Installation Usability

After fighting with the install for more hours than I would like to admit, I
think there could be some changes made, to improve the ease of it, just a
little. Right now RT seems to be written by perl programmers (ya I came up
with that all on my own) for perl programmers. The config files aren’t just
standard flat files that values get read out of. There is a mix of ’ vs "
. That I still can’t make heads or tails out of. What is the difference
between these three?

Set($Organization , “example.com”);

&

Set($CorrespondAddress , ‘RT::CorrespondAddress.not.set’);

&

Set($WebBaseURL , “http://RT::WebBaseURL.not.configured:80”);

The difference isn’t what is important, it is the fact to a non perl
programmer like myself this makes little if no sense. I do have a little
programming background so things like the ; at the end of lines do make
sense, but should they have to?

Why not make the setup and install easy for people that have no programming
experience (I know scary thought to have admins like these running loose,
but they do exist).

Also it took me sometime debugging before I realized that the config file
was loaded at apache runtime, and not called from the rt scripts. It never
hinted in the manual that you needed to restart Apache when you changed a
config directive. I don’t know enough about performance with perl, but is
much lost on having a flat file parsed similar to httpd.conf or php.ini
(where there isn’t a huge mess of syntax to worry about) , and have the
values be read at RT login or as they are needed?
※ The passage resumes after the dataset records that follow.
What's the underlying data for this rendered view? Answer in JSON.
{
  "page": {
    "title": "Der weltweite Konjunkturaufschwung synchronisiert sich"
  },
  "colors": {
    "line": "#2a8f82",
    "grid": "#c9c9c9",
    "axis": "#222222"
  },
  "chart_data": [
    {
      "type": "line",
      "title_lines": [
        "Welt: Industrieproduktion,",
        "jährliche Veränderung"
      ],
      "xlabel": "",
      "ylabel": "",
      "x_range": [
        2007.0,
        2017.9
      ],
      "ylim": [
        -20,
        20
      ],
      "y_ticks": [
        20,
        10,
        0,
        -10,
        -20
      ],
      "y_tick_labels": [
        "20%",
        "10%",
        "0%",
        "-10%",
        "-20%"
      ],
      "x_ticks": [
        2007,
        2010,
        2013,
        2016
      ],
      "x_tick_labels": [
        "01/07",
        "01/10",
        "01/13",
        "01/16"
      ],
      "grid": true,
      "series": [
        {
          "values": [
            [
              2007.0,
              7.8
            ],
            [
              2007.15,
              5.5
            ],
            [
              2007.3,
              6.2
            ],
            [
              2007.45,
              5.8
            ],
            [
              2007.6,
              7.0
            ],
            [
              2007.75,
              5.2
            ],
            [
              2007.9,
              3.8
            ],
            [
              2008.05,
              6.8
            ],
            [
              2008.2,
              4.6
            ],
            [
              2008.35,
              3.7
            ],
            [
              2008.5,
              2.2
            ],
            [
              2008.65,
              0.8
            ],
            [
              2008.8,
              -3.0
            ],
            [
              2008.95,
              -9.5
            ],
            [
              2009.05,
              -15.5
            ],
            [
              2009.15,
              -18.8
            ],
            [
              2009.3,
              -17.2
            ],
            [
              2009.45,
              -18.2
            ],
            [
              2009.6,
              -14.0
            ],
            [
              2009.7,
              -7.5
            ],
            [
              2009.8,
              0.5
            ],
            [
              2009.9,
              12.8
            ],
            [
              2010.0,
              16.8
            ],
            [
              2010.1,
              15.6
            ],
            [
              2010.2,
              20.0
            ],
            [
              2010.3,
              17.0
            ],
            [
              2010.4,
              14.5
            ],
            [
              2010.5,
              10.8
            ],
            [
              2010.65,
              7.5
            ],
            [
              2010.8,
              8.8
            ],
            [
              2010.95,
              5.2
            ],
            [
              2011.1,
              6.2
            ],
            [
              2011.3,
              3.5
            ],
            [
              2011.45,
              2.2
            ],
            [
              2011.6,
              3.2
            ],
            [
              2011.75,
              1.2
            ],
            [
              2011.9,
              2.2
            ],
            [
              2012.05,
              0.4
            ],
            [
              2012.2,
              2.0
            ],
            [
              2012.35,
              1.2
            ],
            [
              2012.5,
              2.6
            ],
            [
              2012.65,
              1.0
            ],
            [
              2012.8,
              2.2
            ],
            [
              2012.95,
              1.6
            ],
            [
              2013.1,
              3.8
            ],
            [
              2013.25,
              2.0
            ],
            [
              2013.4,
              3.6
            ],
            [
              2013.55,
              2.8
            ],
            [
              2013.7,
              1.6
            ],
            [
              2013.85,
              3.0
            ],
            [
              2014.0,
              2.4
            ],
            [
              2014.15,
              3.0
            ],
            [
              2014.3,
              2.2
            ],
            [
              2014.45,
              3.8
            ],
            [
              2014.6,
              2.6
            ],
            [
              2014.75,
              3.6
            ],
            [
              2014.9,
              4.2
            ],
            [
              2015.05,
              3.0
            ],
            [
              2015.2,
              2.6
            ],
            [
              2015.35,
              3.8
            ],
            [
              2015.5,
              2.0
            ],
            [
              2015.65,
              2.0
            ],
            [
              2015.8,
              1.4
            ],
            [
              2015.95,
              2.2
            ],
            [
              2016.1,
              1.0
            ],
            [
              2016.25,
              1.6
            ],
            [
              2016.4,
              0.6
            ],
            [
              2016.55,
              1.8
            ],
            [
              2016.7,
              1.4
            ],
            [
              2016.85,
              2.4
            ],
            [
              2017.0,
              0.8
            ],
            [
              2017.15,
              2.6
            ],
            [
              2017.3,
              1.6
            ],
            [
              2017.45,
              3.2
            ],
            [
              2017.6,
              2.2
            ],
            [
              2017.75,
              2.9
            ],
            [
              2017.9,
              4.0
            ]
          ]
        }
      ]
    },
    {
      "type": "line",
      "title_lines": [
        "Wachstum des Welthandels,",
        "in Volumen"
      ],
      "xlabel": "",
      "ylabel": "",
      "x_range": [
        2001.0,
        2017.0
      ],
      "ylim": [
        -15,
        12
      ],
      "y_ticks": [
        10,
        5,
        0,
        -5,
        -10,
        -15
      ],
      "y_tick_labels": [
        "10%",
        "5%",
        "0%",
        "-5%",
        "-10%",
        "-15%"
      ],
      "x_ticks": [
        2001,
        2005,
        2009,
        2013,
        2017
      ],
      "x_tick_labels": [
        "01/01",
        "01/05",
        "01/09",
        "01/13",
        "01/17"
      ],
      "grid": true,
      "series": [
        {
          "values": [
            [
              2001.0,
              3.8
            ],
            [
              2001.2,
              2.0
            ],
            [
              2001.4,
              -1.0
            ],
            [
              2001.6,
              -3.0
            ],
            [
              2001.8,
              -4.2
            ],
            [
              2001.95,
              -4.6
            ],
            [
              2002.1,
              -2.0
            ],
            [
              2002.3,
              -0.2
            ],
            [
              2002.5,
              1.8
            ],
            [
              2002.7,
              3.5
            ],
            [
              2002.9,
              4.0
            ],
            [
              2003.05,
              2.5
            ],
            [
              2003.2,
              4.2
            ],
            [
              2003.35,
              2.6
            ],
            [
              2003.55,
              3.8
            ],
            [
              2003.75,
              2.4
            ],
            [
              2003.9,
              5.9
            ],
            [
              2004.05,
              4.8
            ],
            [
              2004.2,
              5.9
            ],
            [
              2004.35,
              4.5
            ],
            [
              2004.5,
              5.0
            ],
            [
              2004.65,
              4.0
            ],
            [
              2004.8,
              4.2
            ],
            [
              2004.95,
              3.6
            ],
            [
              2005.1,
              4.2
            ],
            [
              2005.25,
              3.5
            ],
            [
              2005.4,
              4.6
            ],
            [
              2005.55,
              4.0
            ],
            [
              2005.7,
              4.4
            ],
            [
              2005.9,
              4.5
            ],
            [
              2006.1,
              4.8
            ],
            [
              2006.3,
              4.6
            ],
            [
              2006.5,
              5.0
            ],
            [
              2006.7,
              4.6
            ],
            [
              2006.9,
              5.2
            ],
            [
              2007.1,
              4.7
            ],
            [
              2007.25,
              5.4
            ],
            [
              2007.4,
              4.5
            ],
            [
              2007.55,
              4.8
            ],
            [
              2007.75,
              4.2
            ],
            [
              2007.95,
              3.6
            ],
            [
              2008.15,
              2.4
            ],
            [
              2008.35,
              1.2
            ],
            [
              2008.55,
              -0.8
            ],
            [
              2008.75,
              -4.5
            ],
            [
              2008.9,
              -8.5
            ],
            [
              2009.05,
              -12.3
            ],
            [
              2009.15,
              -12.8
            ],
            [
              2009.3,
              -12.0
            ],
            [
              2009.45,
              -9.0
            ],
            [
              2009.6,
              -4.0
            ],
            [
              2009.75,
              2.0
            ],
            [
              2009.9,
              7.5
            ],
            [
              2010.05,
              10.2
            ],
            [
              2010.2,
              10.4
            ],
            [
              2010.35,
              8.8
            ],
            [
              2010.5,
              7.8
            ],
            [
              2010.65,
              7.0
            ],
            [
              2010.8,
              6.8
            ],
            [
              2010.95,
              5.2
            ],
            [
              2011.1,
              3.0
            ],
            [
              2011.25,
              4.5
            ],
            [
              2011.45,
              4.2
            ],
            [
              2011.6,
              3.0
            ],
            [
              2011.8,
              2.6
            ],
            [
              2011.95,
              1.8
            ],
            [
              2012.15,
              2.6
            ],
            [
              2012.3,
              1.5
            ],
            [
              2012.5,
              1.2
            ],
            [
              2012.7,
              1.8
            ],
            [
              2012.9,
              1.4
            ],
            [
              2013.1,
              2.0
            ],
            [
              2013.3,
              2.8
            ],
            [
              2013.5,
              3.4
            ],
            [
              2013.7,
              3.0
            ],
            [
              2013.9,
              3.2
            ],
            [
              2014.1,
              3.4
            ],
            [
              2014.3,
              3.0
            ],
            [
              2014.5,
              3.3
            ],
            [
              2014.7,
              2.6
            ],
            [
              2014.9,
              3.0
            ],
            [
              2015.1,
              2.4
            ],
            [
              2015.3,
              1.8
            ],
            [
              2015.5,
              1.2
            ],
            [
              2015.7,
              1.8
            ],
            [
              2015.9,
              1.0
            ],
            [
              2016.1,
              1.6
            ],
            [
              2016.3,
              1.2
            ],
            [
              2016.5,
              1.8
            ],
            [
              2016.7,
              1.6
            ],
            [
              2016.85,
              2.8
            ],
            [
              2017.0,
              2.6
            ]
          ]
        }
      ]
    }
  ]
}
Anyway complements to the programmers that have done a great job so far. By
far the best trouble ticket framework out there, and yes I know it is under
dev, but now I’m close to bald.

Miles

winmail.dat (4.62 KB)

There is a mix of ’ vs " . That I still can’t make heads or tails
out of. What is the difference between these three?

In your examples, there’s no difference. ’ is a literal quote, and "
will expand things. ie:

Set($Foo, ‘$bar’); → sets $Foo to $bar

Set($Foo, “$bar”); → sets $Foo to whatever $bar was set to.

Why not make the setup and install easy for people that have no programming
experience (I know scary thought to have admins like these running loose,
but they do exist).

I’m somewhat torn about this. On one hand, a very user friendly install
and config process allows more people to use RT. On the other hand, it
lets unqualified people deploy RT poorly, frustrating users and adding
a support burden to the RT community. Of course, I have no connection
to Best Practical, and have no idea what their feelings are. I’ve
always found RT trivial to install and configure.

I expect developer time is more of an issue anyhow.

Also it took me sometime debugging before I realized that the config file
was loaded at apache runtime, and not called from the rt scripts. It never
hinted in the manual that you needed to restart Apache when you changed a
config directive.

This is documented in several different places. Along with a note
saying that restarting apache is insufficient, and that you need a
full stop and start.

I don’t know enough about performance with perl, but is
much lost on having a flat file parsed similar to httpd.conf

you know httpd.conf is also only read on apache start?

seph

There is a mix of ’ vs " . That I still can’t make heads or tails
out of. What is the difference between these three?

In your examples, there’s no difference. ’ is a literal quote, and "
will expand things. ie:

Set($Foo, ‘$bar’); → sets $Foo to $bar

Set($Foo, “$bar”); → sets $Foo to whatever $bar was set to.

I might be lost in the rigors of the syntax, but I’m pretty sure their
were differences in the my examples. First one had " second one had ’
and third one had ". Now I can’t see a reason for that.

I guess my main point is that, it would be nice to stick to a
convention, when you design a config file. And document your deviations
from it.

I’m somewhat torn about this. On one hand, a very user friendly
install
and config process allows more people to use RT. On the other hand, it
lets unqualified people deploy RT poorly, frustrating users and adding
a support burden to the RT community. Of course, I have no connection
to Best Practical, and have no idea what their feelings are. I’ve
always found RT trivial to install and configure.

Aside from my outgoing mail problem RT was trivial to install and
configure, and I feel that I have it running fine. Only thing that I
find confusing is how the config file is layedout. I can still manage
it, but I can’t explain it. I feel this has mostly to do with the fact
that I don’t have a grasp on perl which I don’t feel should be a
prerequisite.

I expect developer time is more of an issue anyhow.

As do I

This is documented in several different places. Along with a note
saying that restarting apache is insufficient, and that you need a
full stop and start.

Guess I missed that one.

I don’t know enough about performance with perl, but is
much lost on having a flat file parsed similar to httpd.conf

you know httpd.conf is also only read on apache start?

Yes that was more of an example of a file with easy syntax, not of
loading at RT runtime, I can’t think of an example of runtime right now,
maybe that should tell me something.